Sixth, the effect of changing the setting in the outpatient clinic with respect to other hospital departments is rarely discussed. The different departments in the hospital are usually interrelated. Patients might not visit the outpatient clinic only: they might be treated in other departments in the hospital as well. For example, orthopaedic patients might need to visit the radiology department or rehabilitation department before keeping their appointment in the orthopaedic outpatient clinic. If the capacity of the orthopaedic clinic increases, the radiology department or rehabilitation department might become overcrowded as a result. Hence, the implications for other departments in the hospital have to be considered in the simulation model.
Finally, recent research [50,79] has shown that optimum results can only be achieved when resource allocation, scheduling policy, and patient flow patterns are analysed together.
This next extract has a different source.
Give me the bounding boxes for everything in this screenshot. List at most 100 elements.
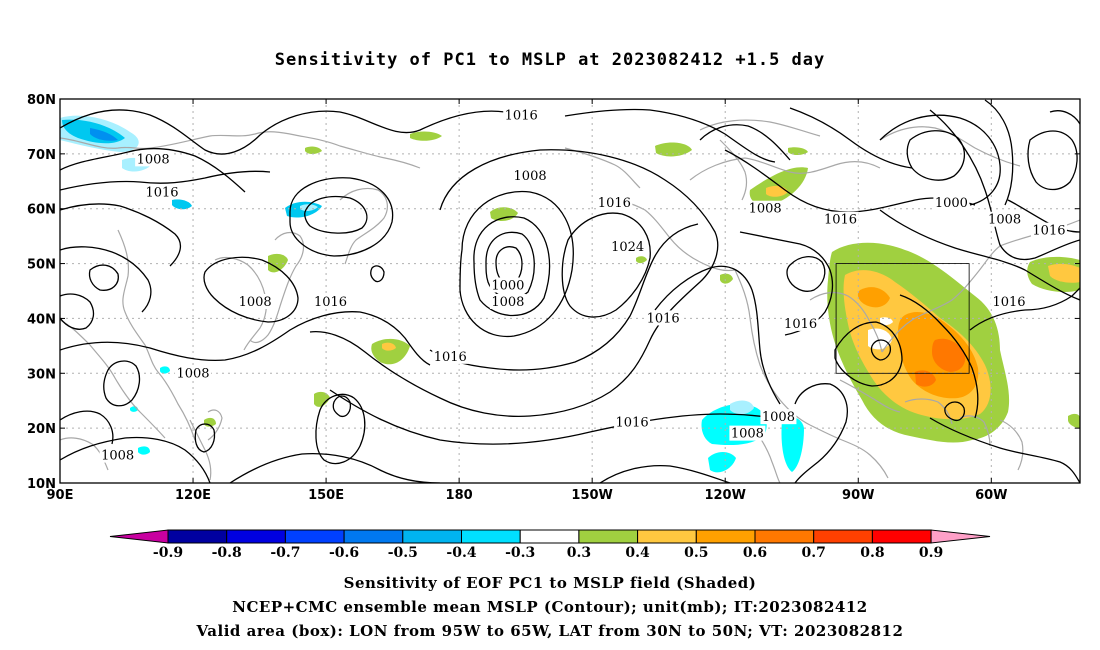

This integrated research method is less commonly employed than are separate investigations into the individual factors. Future studies should, therefore, focus on the integrated approach, especially in the management of multi-department outpatient clinics. Outpatient clinics still face many challenges as society becomes better informed on issues of health and wellbeing, and as public expectations about health care rise. In making changes and improvements to their facilities, outpatient clinic administrators need to arrive at their decisions scientifically and objectively. Management simulation is an effective technique to assist them with these crucial decisions.